Wednesday, Sept. 8, 2010 | 3:14 p.m.
- Boulder City Council votes to challenge golf course ballot initiative (8-12-2010)
- Boulder City files lawsuit to block ballot initiatives (8-6-2010)
- Secretary of State OKs Boulder City ballot initiatives (7-13-2010)
- Group submits signatures for three Boulder City ballot initiatives (6-24-2010)
- Council weighs impact of Boulder City attorney ballot initiative (5-13-2010)
- Voters to decide if Boulder City attorney elected or appointed (5-7-2010)
- Petition submitted for ballot initiative on electing city attorney (4-30-2010)
In November, Boulder City voters will decide whether the city should limit itself to owning one golf course after Judge Allan Earl on Wednesday denied a motion by the city attorney to remove the golf course initiative from the ballot.

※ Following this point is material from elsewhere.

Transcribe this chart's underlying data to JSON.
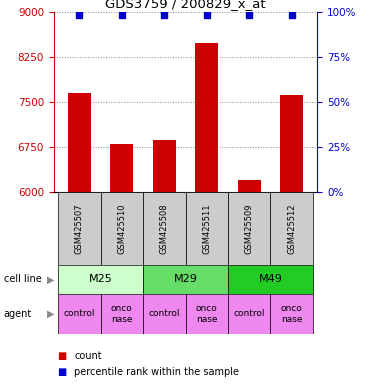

The issue has been raised repeatedly at city council meetings as the city prepares to confront a budget crunch. According to city documents, the two golf courses — Boulder Municipal Golf Course and Boulder Creek Golf Club — are budgeted to lose at least $1 million in the coming year, as the city continues to pay off its debt on Boulder Creek's lease.
The city is also trying to reconcile a $3 million hole in its $22.7 million budget for the 2011 fiscal year because of late lease payments by an energy firm.

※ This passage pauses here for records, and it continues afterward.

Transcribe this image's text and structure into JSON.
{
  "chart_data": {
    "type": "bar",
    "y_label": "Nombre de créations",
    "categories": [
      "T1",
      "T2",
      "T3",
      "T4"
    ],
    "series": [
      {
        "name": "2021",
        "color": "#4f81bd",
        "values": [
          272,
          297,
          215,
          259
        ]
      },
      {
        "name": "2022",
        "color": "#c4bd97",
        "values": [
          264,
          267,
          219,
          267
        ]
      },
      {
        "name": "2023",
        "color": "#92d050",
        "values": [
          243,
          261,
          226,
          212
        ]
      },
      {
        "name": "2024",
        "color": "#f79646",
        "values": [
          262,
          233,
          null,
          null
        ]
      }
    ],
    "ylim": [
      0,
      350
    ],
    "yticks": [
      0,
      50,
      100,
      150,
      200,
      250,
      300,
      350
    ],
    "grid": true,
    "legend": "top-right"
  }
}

At a special hearing, Earl considered arguments from Paul Larsen, who represented plaintiffs Boulder City and City Attorney Dave Olsen, and Tracy Strickland, who represented the five defendants along with his wife, Councilwoman Linda Strickland.
The petition proposes: “Shall the Boulder City Code be amended to provide that it shall be the policy of the City to own no more than one golf course, which shall not exceed 18 holes?”
Olsen filed a lawsuit in July challenging the legal validity of the initiative and named the five citizens who sponsored it as defendants. Larsen then made a motion last week for Earl to direct the city clerk to remove the golf course question from the November ballot.
Larsen pushed the decision forward because election ballots must be printed by Sept. 10 in order to be sent to absentee voters.
He argued the initiative lacked a sufficient description of its effects and would limit the city council’s legal right to make discretionary administrative decisions. For example, the language would seem to mandate that the 27-hole Boulder Creek Golf Club be closed and the 18-hole municipal golf course be left open.
“Anyone signing (the petition) could conceivably be misled,” Larsen told the court. Linda Strickland and Councilman Travis Chandler helped to circulate the petition, and Larsen argued that the ballot initiative “sought to circumvent the administrative authority of the city council.”
He added that Boulder City’s citizens have a chance to weigh in on the issue when electing city council members, who have begun to include their positions on the golf course issue during their campaigns.
The Stricklands countered that the question dealt with policy, and the city council would be left to make administrative choices about how to enforce that policy. They pointed out that the city council could choose to close the municipal golf course and nine holes of the Boulder Creek course. The ballot initiative didn’t discuss particulars.
“We cannot continue to sustain two (golf courses),” Linda Strickland told Earl. “This is about the greater good for Boulder City. That (city) council has no idea what most of the people of Boulder City want to do with these golf courses.”
Earl concluded, because he agreed the ballot initiative addressed a policy issue, he would deny the city’s motion. He also called the golf courses “a financial disaster.”
“We have to give (citizens) the right to vote on what they want,” Earl said after making his decision. “Let’s see what they think.”
After the hearing, Olsen said he would wait for the results of the election, but, if the initiative passed, he plans to challenge its legality in court. Wednesday’s ruling held no bearing on the initiative’s ultimate legality, only that it should be allowed to appear on November’s ballot.
When asked about her appearing as attorney for the defendants while serving as a council member, Linda Strickland said: “I think I have the right to represent my constituents.”
The defendants technically retained Tracy Strickland as their council, and then he sought his wife’s assistance as a partner in their law practice with the case. Linda Strickland said she also consulted the Nevada bar’s professional rules of conduct before appearing in court.